The pH was adjusted to 6.0 with a hydrochloric acid solution, the temperature of the solution was raised to 65°C, and stirring was continued for 360 minutes. The capsule liquid was cooled to room temperature and adjusted to pH 9.0 with 20% by weight sodium hydroxide.

To this capsule dispersion, 200 parts of a 10% by weight polyvinyl alcohol aqueous solution and 50 parts of starch particles were added, and water was added to adjust the solid content concentration to 20% by weight.

This coating solution was applied to 50 g/rrt base paper using an air knife coater so that the solid content was 5 g/%.
It was dried to obtain a top sheet for pressure-sensitive recording paper.

The obtained upper paper was tested for light resistance in the same manner as in Example 1, except that the cyan density was measured instead of the yellow density. fi!! was found to be 0.15 and the same as before the light irradiation.

Example 5゜Phosphite antioxidant Sumi used in Example 4
A top sheet for pressure-sensitive recording paper was prepared in exactly the same manner as in Example 4, except that the lizer TTP-R was not used.
When a light fastness test was conducted in the same manner as above, the cyan density was 0.18, and almost no change was observed with the naked eye.

Comparative Example 4゜5untsorb 200. MARK LA-63,
2,5-di-tert-thylhydroquinone Sumil
A top sheet for pressure-sensitive recording paper was prepared in exactly the same manner as in Example 4, except that Izer TTP-R was used, and a light fastness test was conducted in the same manner as in Example 4, and the cyan density was 0. ．． 29, and it was observed that the color changed to bluish brown.

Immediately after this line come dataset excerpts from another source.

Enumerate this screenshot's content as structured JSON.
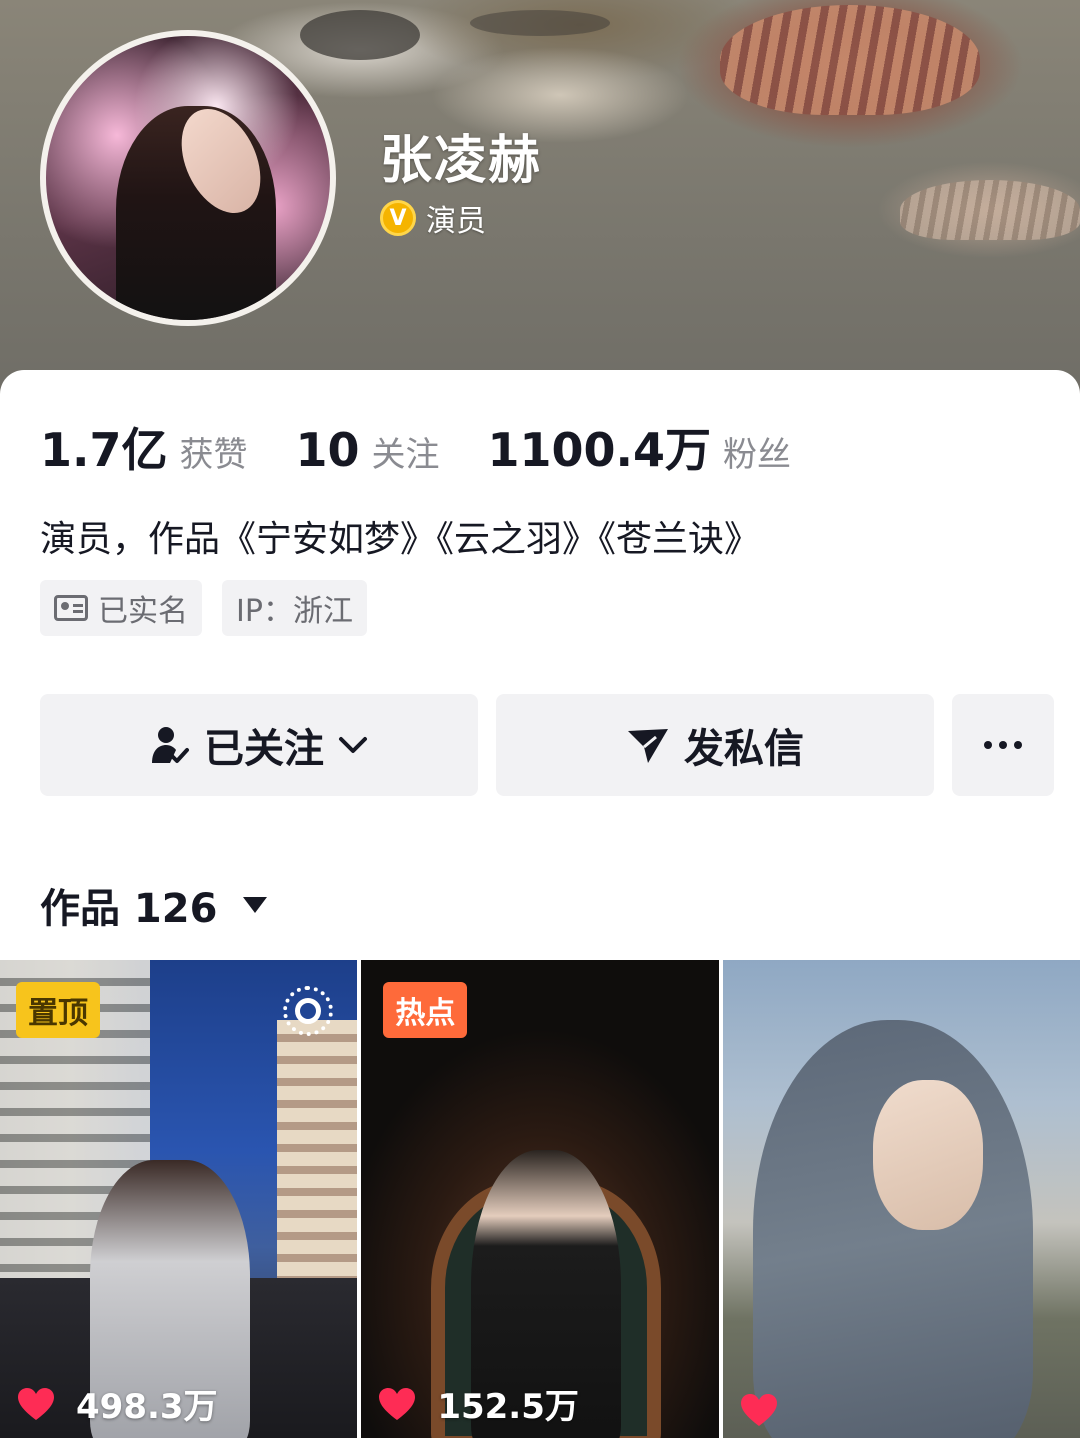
{
  "profile": {
    "name": "张凌赫",
    "verify_label": "演员",
    "bio": "演员，作品《宁安如梦》《云之羽》《苍兰诀》"
  },
  "stats": [
    {
      "value": "1.7亿",
      "label": "获赞"
    },
    {
      "value": "10",
      "label": "关注"
    },
    {
      "value": "1100.4万",
      "label": "粉丝"
    }
  ],
  "tags": {
    "realname": "已实名",
    "ip": "IP：浙江"
  },
  "actions": {
    "follow_label": "已关注",
    "message_label": "发私信"
  },
  "works": {
    "title": "作品 126"
  },
  "videos": [
    {
      "badge": "置顶",
      "likes": "498.3万"
    },
    {
      "badge": "热点",
      "likes": "152.5万"
    },
    {
      "badge": "",
      "likes": ""
    }
  ],
  "colors": {
    "pin_badge": "#f7c41c",
    "hot_badge": "#fe6a3a",
    "heart": "#fe2c55",
    "verify": "#f5b400"
  }
}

The results of the above Examples and Comparative Examples are summarized in Table 1.

The results in Table 1 demonstrate that the recording material of the invention has significantly improved light fastness, and it is clear that this does not result in a decrease in recording density.

Patent applicant: Fuji Photo Film Co., Ltd. Reason Man

Claims (1)

[Claims] Supports microcapsules containing an electron-donating dye precursor and at least three compounds selected from the group consisting of four compounds: benzotriazoles, hindered piperidines, phosphites, and hydroquinones. A recording material characterized by being carried on the body.